About six years ago, when I was the editor of Open, the magazine released a set of telephone conversations between several public figures and Niira Radia, a corporate go-between who represented the interests of both the Tata group and Mukesh Ambani's Reliance. The recordings, which came to be known as 'Radia Tapes', were made by the income tax department, which tapped Radia's phones for over 300 days between 2007 and 2009. The department had made the decision to stalk her, according to an official explanation, after an anonymous letter sent to the finance ministry claimed that Radia was covert operator of a foreign government. While it is not unusual for the finance ministry to receive anonymous letters, it remains a mystery why such a letter was taken so seriously, and how it reached the highest levels in the ministry. If you do not know who has sent a letter, how do you know it is important? It is more likely that the sender of the letter was a very powerful organization, and known to at least some of the most important people in the ministry.
Over 5,000 conversations were recorded, a small fraction of which were given to me in a pen-drive by a morning visitor. 'Open' eventually released some of the conversations including some between Radia and Ratan Tata.

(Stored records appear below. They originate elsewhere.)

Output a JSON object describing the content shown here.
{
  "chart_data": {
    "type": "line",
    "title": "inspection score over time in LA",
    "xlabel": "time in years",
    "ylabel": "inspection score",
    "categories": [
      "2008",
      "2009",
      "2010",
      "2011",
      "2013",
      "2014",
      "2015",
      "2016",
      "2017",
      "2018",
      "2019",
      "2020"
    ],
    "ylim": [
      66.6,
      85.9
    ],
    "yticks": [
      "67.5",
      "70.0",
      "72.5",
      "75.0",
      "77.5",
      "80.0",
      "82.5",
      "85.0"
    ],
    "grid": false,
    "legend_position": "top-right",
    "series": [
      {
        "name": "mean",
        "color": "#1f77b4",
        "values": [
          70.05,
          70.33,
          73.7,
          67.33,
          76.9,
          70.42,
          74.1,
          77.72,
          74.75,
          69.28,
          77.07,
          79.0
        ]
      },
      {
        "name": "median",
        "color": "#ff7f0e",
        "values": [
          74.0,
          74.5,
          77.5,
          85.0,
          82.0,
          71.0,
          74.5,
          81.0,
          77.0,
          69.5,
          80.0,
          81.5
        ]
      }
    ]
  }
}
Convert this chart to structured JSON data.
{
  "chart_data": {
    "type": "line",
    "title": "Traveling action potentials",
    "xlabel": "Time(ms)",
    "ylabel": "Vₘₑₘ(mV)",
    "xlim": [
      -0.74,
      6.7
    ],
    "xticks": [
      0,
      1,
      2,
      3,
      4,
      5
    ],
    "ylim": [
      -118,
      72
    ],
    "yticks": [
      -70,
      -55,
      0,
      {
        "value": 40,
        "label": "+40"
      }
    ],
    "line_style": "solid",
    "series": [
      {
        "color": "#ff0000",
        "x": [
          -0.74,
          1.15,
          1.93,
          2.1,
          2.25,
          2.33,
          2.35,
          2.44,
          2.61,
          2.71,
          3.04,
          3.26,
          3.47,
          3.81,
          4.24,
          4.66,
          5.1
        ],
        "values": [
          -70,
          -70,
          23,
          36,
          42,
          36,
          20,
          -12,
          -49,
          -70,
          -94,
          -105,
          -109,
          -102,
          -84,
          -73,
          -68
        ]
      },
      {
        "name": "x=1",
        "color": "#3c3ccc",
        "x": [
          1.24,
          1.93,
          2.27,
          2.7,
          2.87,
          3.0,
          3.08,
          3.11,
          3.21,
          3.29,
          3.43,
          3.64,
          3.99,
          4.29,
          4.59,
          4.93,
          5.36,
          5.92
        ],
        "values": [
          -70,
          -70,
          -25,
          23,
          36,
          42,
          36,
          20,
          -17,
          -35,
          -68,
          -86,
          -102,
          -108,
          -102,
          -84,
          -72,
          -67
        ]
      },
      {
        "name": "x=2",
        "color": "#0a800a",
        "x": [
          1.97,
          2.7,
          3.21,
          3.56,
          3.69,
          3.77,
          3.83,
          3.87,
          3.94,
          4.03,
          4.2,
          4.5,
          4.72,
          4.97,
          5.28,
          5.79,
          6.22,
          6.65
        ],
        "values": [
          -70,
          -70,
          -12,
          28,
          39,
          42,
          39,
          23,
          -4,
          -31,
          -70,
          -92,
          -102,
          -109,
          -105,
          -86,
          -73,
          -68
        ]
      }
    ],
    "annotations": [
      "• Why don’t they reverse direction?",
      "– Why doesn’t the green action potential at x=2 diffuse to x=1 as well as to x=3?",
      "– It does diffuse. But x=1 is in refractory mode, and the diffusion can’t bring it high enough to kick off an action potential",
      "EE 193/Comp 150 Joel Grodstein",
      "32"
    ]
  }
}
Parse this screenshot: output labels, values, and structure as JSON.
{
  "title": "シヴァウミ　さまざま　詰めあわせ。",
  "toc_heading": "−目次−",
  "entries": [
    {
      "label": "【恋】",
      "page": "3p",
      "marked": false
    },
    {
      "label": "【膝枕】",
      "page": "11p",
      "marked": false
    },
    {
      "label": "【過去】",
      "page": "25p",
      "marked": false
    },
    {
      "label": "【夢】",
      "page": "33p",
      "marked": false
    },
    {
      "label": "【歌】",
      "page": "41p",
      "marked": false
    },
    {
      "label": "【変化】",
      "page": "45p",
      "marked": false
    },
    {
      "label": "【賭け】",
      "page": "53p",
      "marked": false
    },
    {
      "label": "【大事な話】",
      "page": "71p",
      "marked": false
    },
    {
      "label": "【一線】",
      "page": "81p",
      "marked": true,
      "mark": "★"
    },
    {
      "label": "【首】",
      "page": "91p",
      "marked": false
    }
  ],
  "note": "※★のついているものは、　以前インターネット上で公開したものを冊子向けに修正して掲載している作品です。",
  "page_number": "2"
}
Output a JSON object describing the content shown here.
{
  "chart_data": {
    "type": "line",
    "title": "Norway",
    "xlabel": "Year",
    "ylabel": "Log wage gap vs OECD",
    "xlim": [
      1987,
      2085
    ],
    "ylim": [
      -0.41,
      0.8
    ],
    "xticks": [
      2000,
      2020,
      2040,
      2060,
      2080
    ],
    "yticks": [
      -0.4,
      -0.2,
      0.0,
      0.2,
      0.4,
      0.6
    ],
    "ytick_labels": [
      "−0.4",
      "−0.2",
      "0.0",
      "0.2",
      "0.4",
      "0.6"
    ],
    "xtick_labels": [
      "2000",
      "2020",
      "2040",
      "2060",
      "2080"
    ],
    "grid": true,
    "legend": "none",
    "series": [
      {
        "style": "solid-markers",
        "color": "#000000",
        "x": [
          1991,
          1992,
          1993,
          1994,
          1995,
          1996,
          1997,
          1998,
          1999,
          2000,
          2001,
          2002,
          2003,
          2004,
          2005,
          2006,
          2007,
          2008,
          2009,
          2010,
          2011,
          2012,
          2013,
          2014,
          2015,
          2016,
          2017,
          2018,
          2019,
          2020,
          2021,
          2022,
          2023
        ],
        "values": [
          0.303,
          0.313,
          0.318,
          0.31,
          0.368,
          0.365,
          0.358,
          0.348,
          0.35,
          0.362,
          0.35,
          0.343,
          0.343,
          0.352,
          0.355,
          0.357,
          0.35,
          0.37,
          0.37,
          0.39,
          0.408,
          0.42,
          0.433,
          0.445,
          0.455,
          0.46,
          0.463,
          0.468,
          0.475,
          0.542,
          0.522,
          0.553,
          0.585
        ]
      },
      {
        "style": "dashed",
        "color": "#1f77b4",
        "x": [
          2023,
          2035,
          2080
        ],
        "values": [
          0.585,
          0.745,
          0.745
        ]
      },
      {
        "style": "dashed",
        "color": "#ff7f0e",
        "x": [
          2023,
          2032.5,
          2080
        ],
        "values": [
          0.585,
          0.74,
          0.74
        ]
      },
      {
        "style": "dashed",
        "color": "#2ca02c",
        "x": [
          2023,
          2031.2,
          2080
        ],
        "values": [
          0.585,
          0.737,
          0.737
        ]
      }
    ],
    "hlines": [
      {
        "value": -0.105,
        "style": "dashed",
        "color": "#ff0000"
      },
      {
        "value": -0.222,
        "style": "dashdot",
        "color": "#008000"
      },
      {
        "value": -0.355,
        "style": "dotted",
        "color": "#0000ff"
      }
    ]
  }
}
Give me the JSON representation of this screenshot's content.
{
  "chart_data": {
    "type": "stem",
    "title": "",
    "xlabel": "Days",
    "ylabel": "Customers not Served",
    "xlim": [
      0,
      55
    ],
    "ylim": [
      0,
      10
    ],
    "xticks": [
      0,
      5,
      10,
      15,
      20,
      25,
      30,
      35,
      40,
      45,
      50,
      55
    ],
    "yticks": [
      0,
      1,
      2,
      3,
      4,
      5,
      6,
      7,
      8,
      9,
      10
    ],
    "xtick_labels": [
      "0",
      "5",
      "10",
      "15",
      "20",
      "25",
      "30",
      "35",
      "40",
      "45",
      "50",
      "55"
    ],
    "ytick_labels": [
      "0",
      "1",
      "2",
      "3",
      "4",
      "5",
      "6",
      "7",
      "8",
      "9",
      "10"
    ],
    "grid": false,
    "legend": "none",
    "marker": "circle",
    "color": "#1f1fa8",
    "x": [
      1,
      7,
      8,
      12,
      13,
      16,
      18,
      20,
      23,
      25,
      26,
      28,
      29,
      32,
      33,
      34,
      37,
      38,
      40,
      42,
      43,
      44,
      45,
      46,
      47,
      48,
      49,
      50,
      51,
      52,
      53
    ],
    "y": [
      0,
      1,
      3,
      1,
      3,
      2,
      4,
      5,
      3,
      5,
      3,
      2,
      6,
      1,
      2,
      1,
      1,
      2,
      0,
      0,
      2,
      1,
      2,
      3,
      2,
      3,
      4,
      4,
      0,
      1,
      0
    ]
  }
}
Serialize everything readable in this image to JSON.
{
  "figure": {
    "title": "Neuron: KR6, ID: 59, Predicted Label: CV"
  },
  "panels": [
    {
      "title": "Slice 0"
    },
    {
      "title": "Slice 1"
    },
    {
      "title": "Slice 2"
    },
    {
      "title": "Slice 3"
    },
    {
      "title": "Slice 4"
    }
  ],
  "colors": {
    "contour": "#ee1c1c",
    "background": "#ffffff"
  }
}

The 'Radia Tapes', which showed the interesting woman attempting to influence policy by controlling politicians and journalists, destroyed reputations and careers, but Ratan Tata emerged with mere scratches.
There was a view then that his reputation was "tarnished" but most people would find that an exaggeration. In public perception he continues to be a respectable man. In his conversations with Radia he did appear to be a billionaire who was trying to manipulate policy with the help of an able but shadowy hire, but there was a sophisticated restraint in him as though he somehow knew he was being recorded, which was probably not the case at all.
Even though his laconic manner of speaking to an underling saved him from much embarrassment, their chats were still revelatory. The tone he employed when he referred to A. Raja, the Dalit telecom minister at the time, was as though Raja was nothing more than an amusing peon. As Tata and Radia spoke in English, the pronoun they used to refer to Raja was not explicitly insulting but their tone was unmistakable. As Radia regaled Tata with the stories of Raja's simpleton corruption, and his naïve "crush" on Karunanidhi's daughter, Kanimozhi, and how he "blushed" when he thought of her, Tata's laughter was very much the refined Indian's chuckles at the other type.
What came through in the Radia Tapes, including the conversations between Radia and Tata, was that the telecom minister was not a significant player, and that there were more important politicians controlling him. What was not clear was how high exactly should a politician be for Ratan Tata to respect him.
There was a moment, in the recordings, when he said that a man from the civil aviation ministry met him. ("He did come to see me.") Radia's first guess was "Praful?" referring to the civil aviation minister of the time. That Radia would think nothing of the civil aviation minister seeking an audience with an industrialist casts some light on the power and social equations that run India. Tata told her that it was not the minister who had "come to see" him, but the CEO.
"He's Praful's henchman," Radia said playing the role of an excellent sidekick who is always providing information. Tata, all through the conversations, plays the role of a patriarch who is not that clued into the lowly world. "Is he?" Tata asked.
There was a mention of one "Siva" in one of the conversations
"You have talked to Siva?" Tata asked Radia.
"Yeah, Siva's gone to court, you know, and opposed that 25th date."
"You told me that."
"Yeah, so now what Raja told me was that he was going to give him licence without spectrum."
It would be interesting if the "Siva" in the Radia Tapes is indeed Chinnakannan Sivasankaran, the businessman to whom, Cyrus Mistry has alleged after his sacking, Tatas had made imprudent loans of Rs200 crore.
In the recordings there was a fascinating moment when Tata complained to Radia about "a bloody black tie affair". It is surprising that even Tata would hate black tie affairs. Then who are the men who like them, really?
"Oh, you should have invited me," Radia says, "I could have worn my black gown."
"You could have worn your black gown and gone in my place. I hate black tie affairs.
"I never get a chance to wear my black gown, Ratan."
"We'll make some occasion for you in Bombay."
"Yeah, because I have got this Roberto Cavalli gown, which I never get a chance to wear."
"It's a what?"
Tata, it appeared, was not very familiar with Roberto Cavalli, but this strand of the conversation greatly impressed the urban upper classes who knew Cavalli. I heard many times people telling me how "classy" they found Ratan Tata when Radia flirted with him. They said Tata was "elegant" and "charming".
Days after Open ran the Radia Tapes, Ratan Tata went to court to restrain the media from carrying any more recordings if they were leaked. I remember one early morning when some of my colleagues and I went door to door seeking a lawyer to represent our view that the magazine had a fundamental right to run the recordings if more came our way. What happened that morning was that we would land in a lawyer's house and he would convey his regrets because he did not want to take on Ratan Tata, and we would then go to another lawyer who would say the same thing. We did eventually find one but not before several rejections.
I am certain of one obvious quality of Ratan Tata, which is that he is formidable. I have not had the time to reflect on his classy side.